Arizona Studies in the Middle Ages and Renaissance (ASMAR), Vol. 30

Latinity and Alterity in the Early Modern Period

By Yasmin Haskell (University of Western Australia ) and Juanita Feros Ruys (University of Sydney )
2010 | 312 + vii pp. | 2 ills. | 978-0-86698-408-9 | Hardcover 6 x 9 in
MRTS 360 | $56 | €40

The essays in this volume, many of which are in dialogue with Françoise Waquet’s Latin or the Empire of a Sign, showcase some of the most exciting and sophisticated new work in the field of neo-Latin studies. They illustrate the significance of “Latinity” for understanding the early modern world from a variety of disciplinary perspectives and will be of interest not only to neo-Latinists but also to students of the modern European vernaculars, social historians of language, lexicographers, intellectual and scientific historians, and to cultural and cross-cultural historians.
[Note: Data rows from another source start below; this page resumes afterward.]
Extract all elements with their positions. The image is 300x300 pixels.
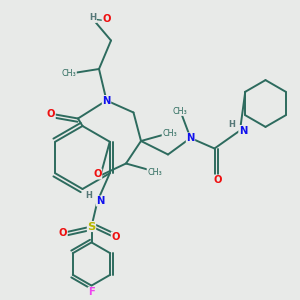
Text: N: N bbox=[102, 95, 111, 106]
Text: N: N bbox=[239, 125, 247, 136]
Text: H: H bbox=[86, 190, 92, 200]
Text: F: F bbox=[88, 287, 95, 297]
Text: CH₃: CH₃ bbox=[162, 129, 177, 138]
Text: H: H bbox=[228, 120, 235, 129]
Text: O: O bbox=[59, 227, 67, 238]
Text: CH₃: CH₃ bbox=[147, 168, 162, 177]
Text: N: N bbox=[186, 133, 195, 143]
Text: CH₃: CH₃ bbox=[61, 69, 76, 78]
Text: N: N bbox=[96, 196, 105, 206]
Text: CH₃: CH₃ bbox=[172, 106, 188, 116]
Text: O: O bbox=[102, 14, 111, 25]
Text: O: O bbox=[111, 232, 120, 242]
Text: S: S bbox=[87, 221, 96, 232]
Text: H: H bbox=[89, 14, 97, 22]
Text: O: O bbox=[213, 175, 222, 185]
Text: O: O bbox=[47, 109, 55, 119]
Text: O: O bbox=[93, 169, 102, 179]
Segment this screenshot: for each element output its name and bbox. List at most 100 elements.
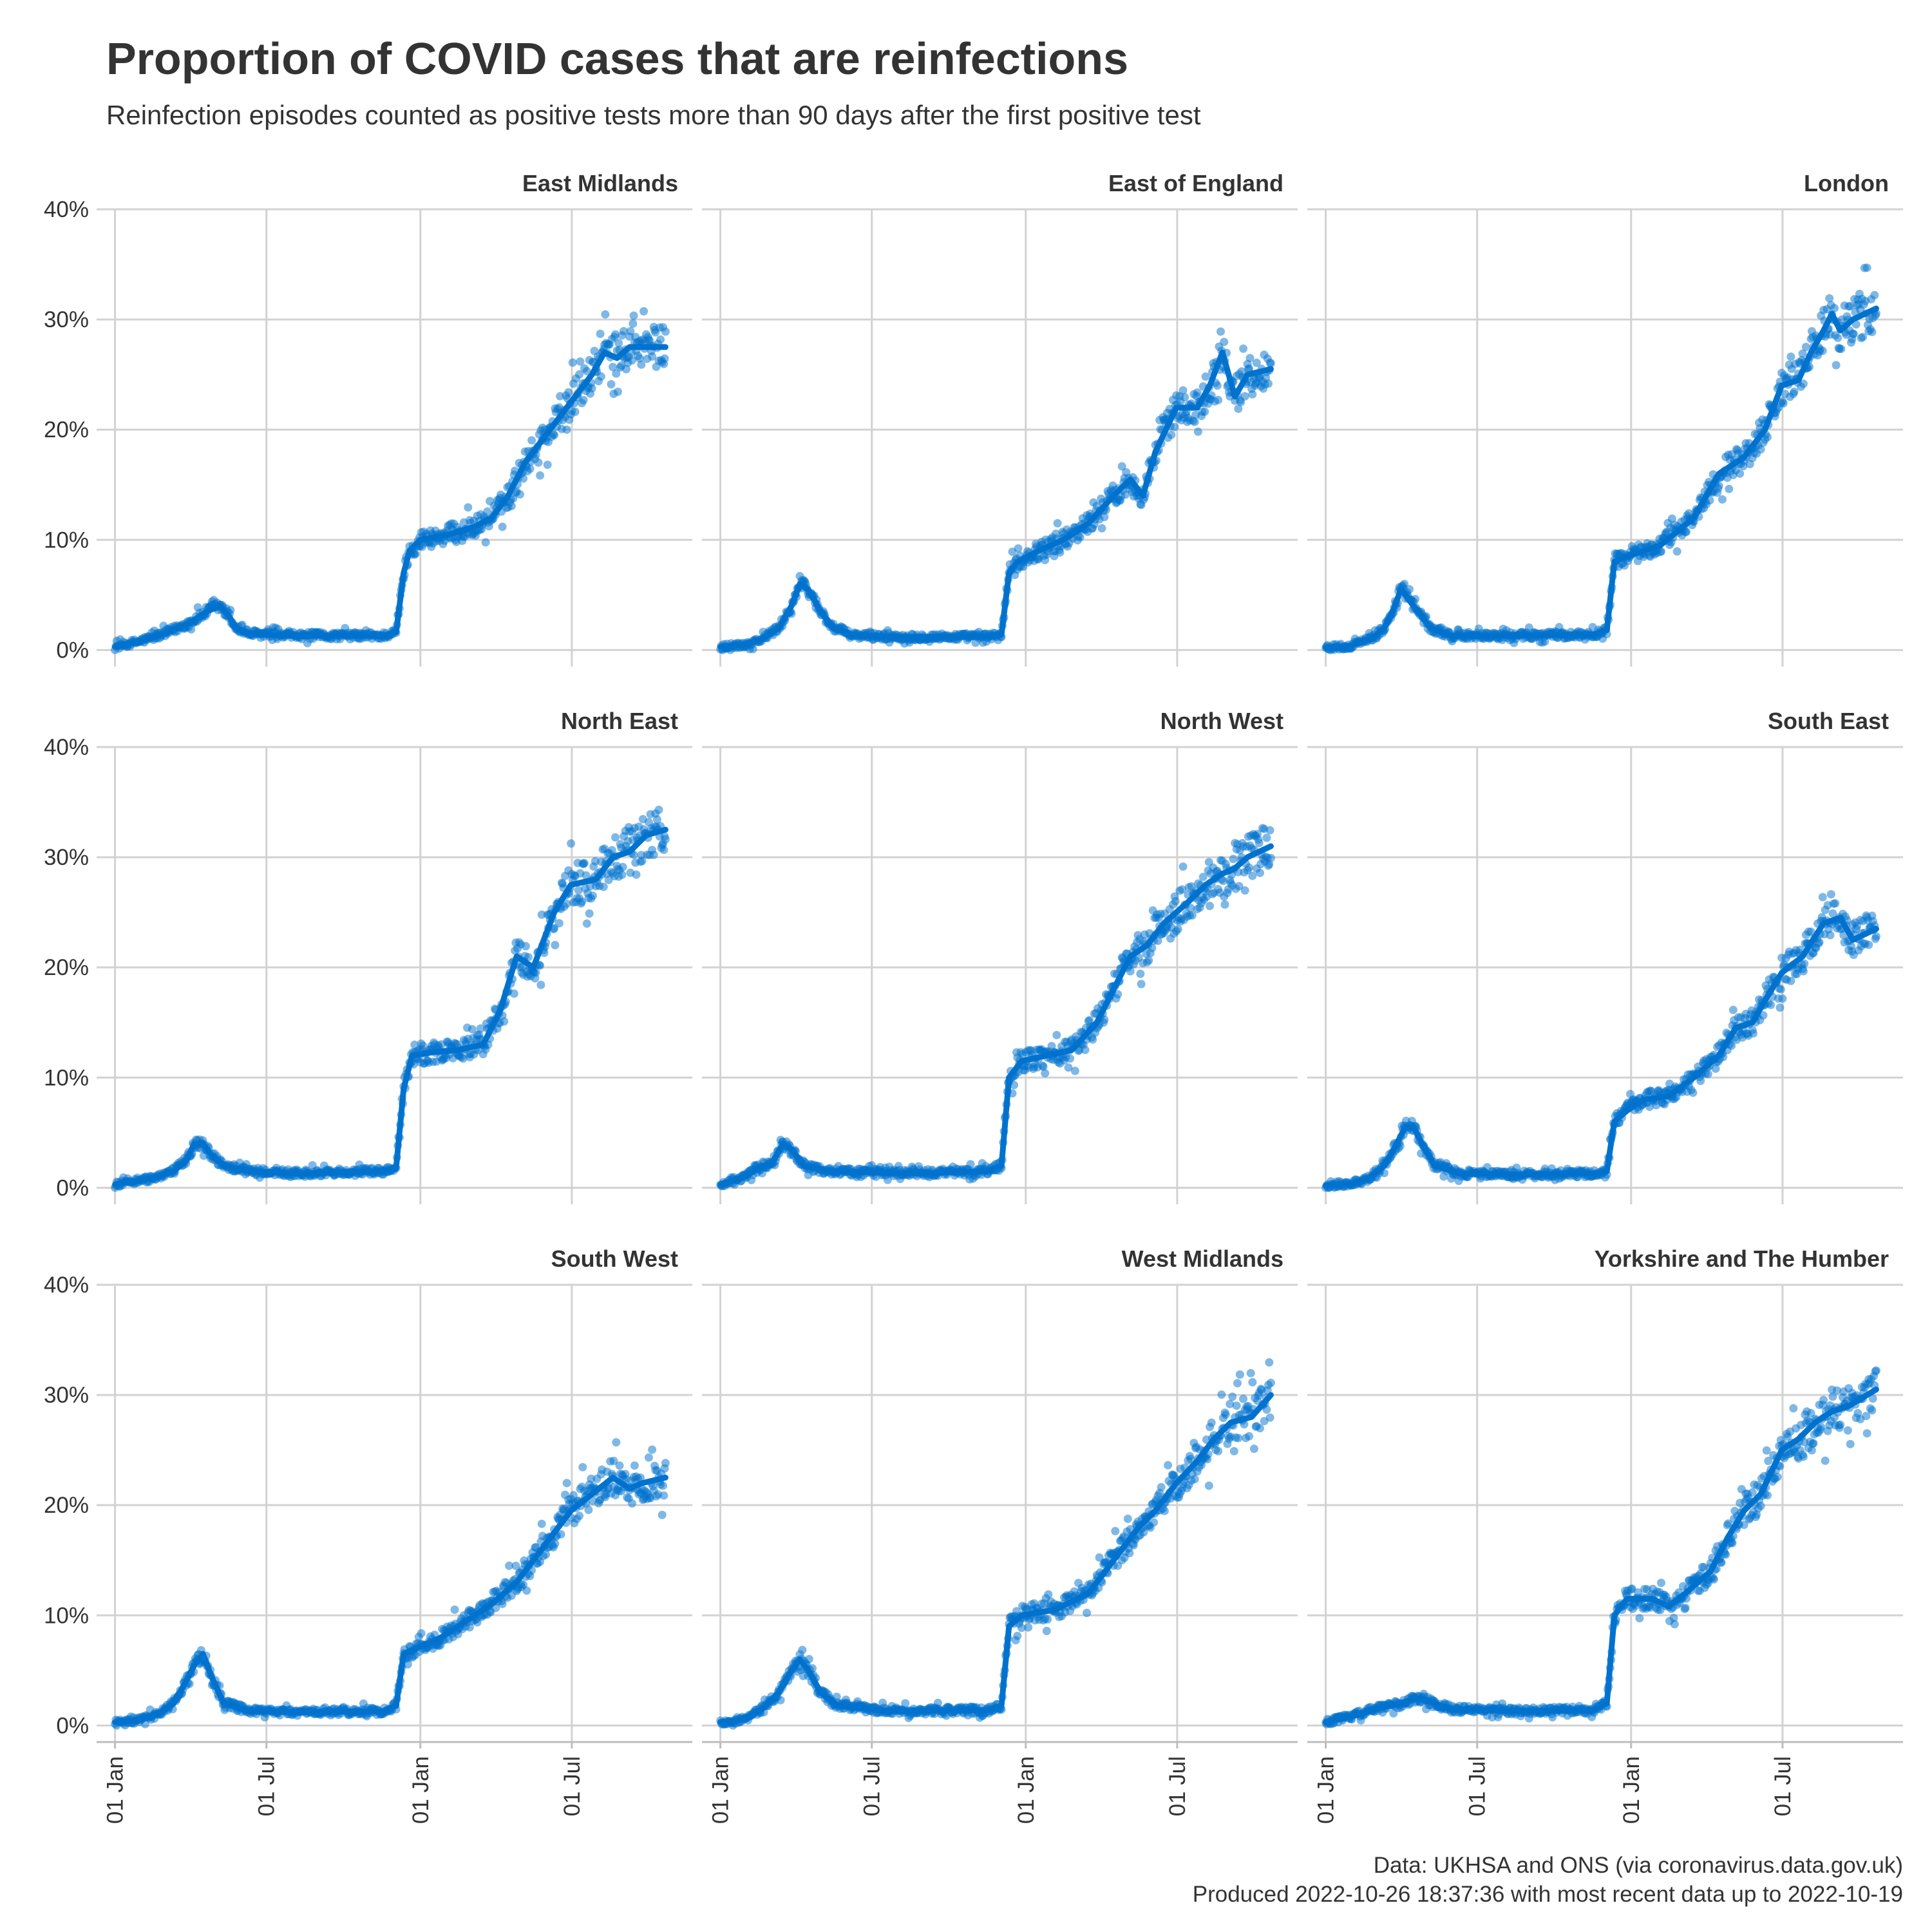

Under the second term of the title, “Alterity,” this volume explores the “opposition” of humanist Latin to medieval Latin and the modern vernaculars, the “otherness” of women’s Latinity, the construction of the non-European in Latin humanism, and the Latin writings of non-Europeans, from indigenous Americans to Africans. The exploration of these issues helps us more fully to understand what Latin “really meant” during the early modern period.